Van Moor’un sanatsal tanıklığı III. Ahmed’in padişahlık döneminde yani Lale Devri sırasında Fransa ve Hollanda sefirleri için çalışmış ressam Jan Van Moor’un, elçi kabul töreni tablolarından bir detay. Kendisi göz tanıklığına dayalı olduğu için tabloların özel bir tarihî önemi vardır. 

18. yüzyılda kalıcı elçiler akredite edildi ve bunlara ikamet elçisi dendi. Buna karşın yabancı ve Türk nâme elçilerinin geliş-gidişleri de devam etmiştir. Birer diplomat olan elçiler, kendi aralarında ve temsil ettikleri devletin dış politikasına göre, temaslarında dikkatli, mesafeli, gerektiği kadar dostane idiler. Osmanlı Devleti’nin resmî törenlerinde elçilik giysileri, nişan ve madalyaları, gösterişli maiyetleri ile yer alırlar; Bâbıâlî’yi daha sık, davet oldukça da padişahı, güçlükle katlandıkları teşrifat kurallarına uyarak ziyaret ederlerdi. 

Faik Reşit Unat, Osmanlı Sefirleri ve Sefaretnâmeleri adlı eserinde, “Başka devletler arasında usul olmadığı halde Osmanlı Devleti, yabancı elçilik heyetlerinin Türkiye hududuna girişlerinden dönüşlerine kadar her türlü iaşe masraflarını 1793 tarihine kadar karşılarken, bu tarihte bu gelenek kaldırıldığı gibi, Türkiye’den yabancı devletlere gönderilen elçiler de artık tayinat tekliflerini geri çevirmişlerdir” (Buna dair açıklama Cevdet Tarihi’nin 6. cildindedir). 

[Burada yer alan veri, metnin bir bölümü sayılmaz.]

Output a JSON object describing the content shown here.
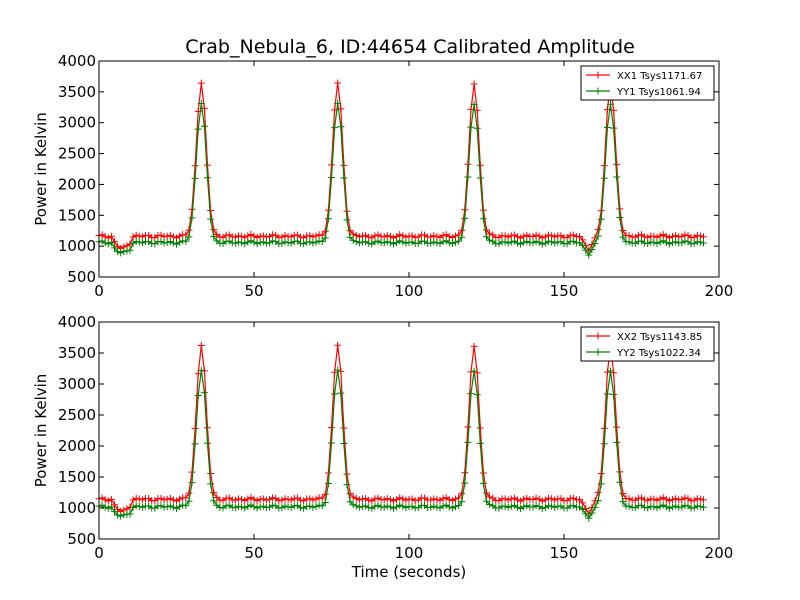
{
  "title": "Crab_Nebula_6, ID:44654 Calibrated Amplitude",
  "chart_data": [
    {
      "type": "line",
      "xlabel": "",
      "ylabel": "Power in Kelvin",
      "xlim": [
        0,
        200
      ],
      "ylim": [
        500,
        4000
      ],
      "xticks": [
        "0",
        "50",
        "100",
        "150",
        "200"
      ],
      "yticks": [
        "500",
        "1000",
        "1500",
        "2000",
        "2500",
        "3000",
        "3500",
        "4000"
      ],
      "grid": false,
      "legend_position": "top-right",
      "x_sampling": {
        "start": 0,
        "end": 195,
        "step": 1
      },
      "peak_times": [
        33,
        77,
        121,
        165
      ],
      "series": [
        {
          "name": "XX1 Tsys1171.67",
          "color": "#ff0000",
          "marker": "+",
          "baseline": 1160,
          "peak": 3650,
          "dip_start_value": 1060,
          "dip_end_value": 950
        },
        {
          "name": "YY1 Tsys1061.94",
          "color": "#008000",
          "marker": "+",
          "baseline": 1060,
          "peak": 3320,
          "dip_start_value": 960,
          "dip_end_value": 880
        }
      ]
    },
    {
      "type": "line",
      "xlabel": "Time (seconds)",
      "ylabel": "Power in Kelvin",
      "xlim": [
        0,
        200
      ],
      "ylim": [
        500,
        4000
      ],
      "xticks": [
        "0",
        "50",
        "100",
        "150",
        "200"
      ],
      "yticks": [
        "500",
        "1000",
        "1500",
        "2000",
        "2500",
        "3000",
        "3500",
        "4000"
      ],
      "grid": false,
      "legend_position": "top-right",
      "x_sampling": {
        "start": 0,
        "end": 195,
        "step": 1
      },
      "peak_times": [
        33,
        77,
        121,
        165
      ],
      "series": [
        {
          "name": "XX2 Tsys1143.85",
          "color": "#ff0000",
          "marker": "+",
          "baseline": 1140,
          "peak": 3630,
          "dip_start_value": 1040,
          "dip_end_value": 930
        },
        {
          "name": "YY2 Tsys1022.34",
          "color": "#008000",
          "marker": "+",
          "baseline": 1020,
          "peak": 3230,
          "dip_start_value": 930,
          "dip_end_value": 860
        }
      ]
    }
  ]
}
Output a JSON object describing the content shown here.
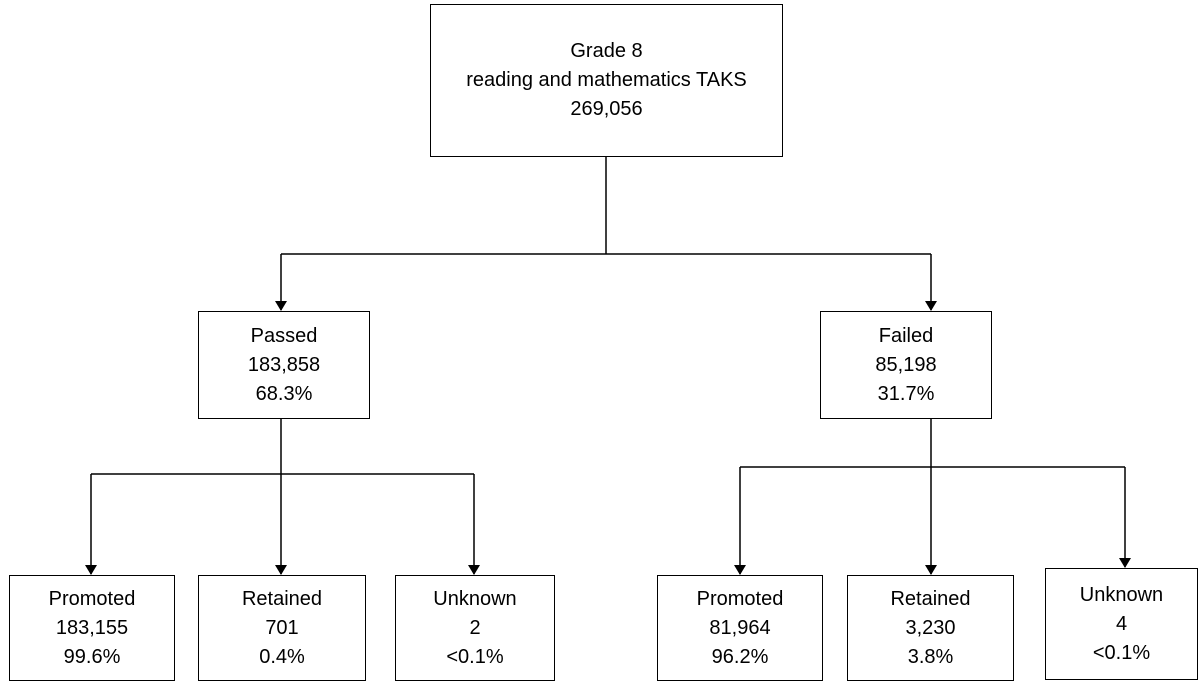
{
  "root": {
    "line1": "Grade 8",
    "line2": "reading and mathematics TAKS",
    "count": "269,056"
  },
  "passed": {
    "label": "Passed",
    "count": "183,858",
    "percent": "68.3%",
    "children": [
      {
        "label": "Promoted",
        "count": "183,155",
        "percent": "99.6%"
      },
      {
        "label": "Retained",
        "count": "701",
        "percent": "0.4%"
      },
      {
        "label": "Unknown",
        "count": "2",
        "percent": "<0.1%"
      }
    ]
  },
  "failed": {
    "label": "Failed",
    "count": "85,198",
    "percent": "31.7%",
    "children": [
      {
        "label": "Promoted",
        "count": "81,964",
        "percent": "96.2%"
      },
      {
        "label": "Retained",
        "count": "3,230",
        "percent": "3.8%"
      },
      {
        "label": "Unknown",
        "count": "4",
        "percent": "<0.1%"
      }
    ]
  }
}
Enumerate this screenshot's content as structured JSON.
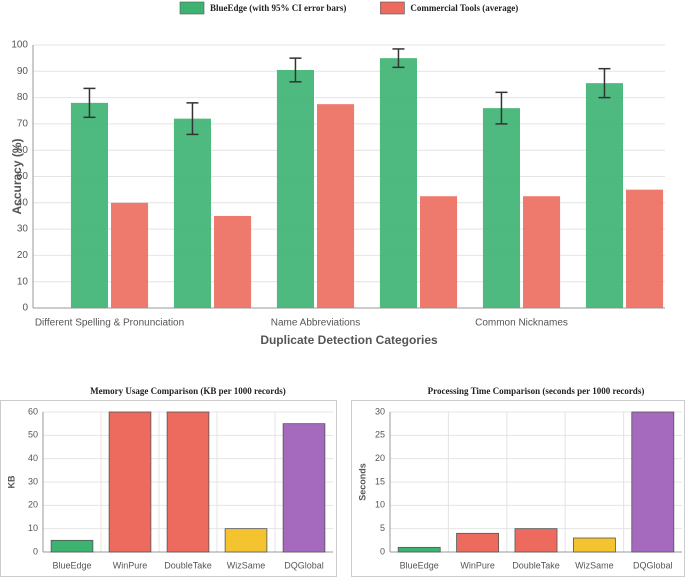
{
  "chart_data": [
    {
      "type": "bar",
      "categories": [
        "Different Spelling & Pronunciation",
        null,
        "Name Abbreviations",
        null,
        "Common Nicknames",
        null
      ],
      "series": [
        {
          "name": "BlueEdge (with 95% CI error bars)",
          "color": "#3cb371",
          "values": [
            78,
            72,
            90.5,
            95,
            76,
            85.5
          ],
          "errors": [
            5.5,
            6,
            4.5,
            3.5,
            6,
            5.5
          ]
        },
        {
          "name": "Commercial Tools (average)",
          "color": "#ec6b5e",
          "values": [
            40,
            35,
            77.5,
            42.5,
            42.5,
            45
          ]
        }
      ],
      "ylabel": "Accuracy (%)",
      "xlabel": "Duplicate Detection Categories",
      "ylim": [
        0,
        100
      ],
      "yticks": [
        0,
        10,
        20,
        30,
        40,
        50,
        60,
        70,
        80,
        90,
        100
      ],
      "grid": true,
      "legend": "top"
    },
    {
      "type": "bar",
      "title": "Memory Usage Comparison (KB per 1000 records)",
      "categories": [
        "BlueEdge",
        "WinPure",
        "DoubleTake",
        "WizSame",
        "DQGlobal"
      ],
      "values": [
        5,
        60,
        60,
        10,
        55
      ],
      "colors": [
        "#3cb371",
        "#ec6b5e",
        "#ec6b5e",
        "#f4c430",
        "#a569bd"
      ],
      "ylabel": "KB",
      "ylim": [
        0,
        60
      ],
      "yticks": [
        0,
        10,
        20,
        30,
        40,
        50,
        60
      ],
      "grid": true
    },
    {
      "type": "bar",
      "title": "Processing Time Comparison (seconds per 1000 records)",
      "categories": [
        "BlueEdge",
        "WinPure",
        "DoubleTake",
        "WizSame",
        "DQGlobal"
      ],
      "values": [
        1,
        4,
        5,
        3,
        30
      ],
      "colors": [
        "#3cb371",
        "#ec6b5e",
        "#ec6b5e",
        "#f4c430",
        "#a569bd"
      ],
      "ylabel": "Seconds",
      "ylim": [
        0,
        30
      ],
      "yticks": [
        0,
        5,
        10,
        15,
        20,
        25,
        30
      ],
      "grid": true
    }
  ]
}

Devletlerarası elçi teatileri tarihin en eski yöntemlerinden, elçilik de can pahasına göze alınan diplomatik meslek ve devlet göreviydi. Buna karşılık, hukuk düzenini kurabilmiş devletlerin elçilere cangüvenliği tanımalarının iki ana gerekçesi; elçilerin devletler arasındaki düşmanlığı barışa dönüştürebilecek yetkinlikte önemli kişiler olması ve yabancı konuk sayıldıklarından da yaşama haklarının korunması idi. Bu nedenle de “elçiye zeval olmaz”, sadece bizde değil uluslararası bir kural sayılıyordu.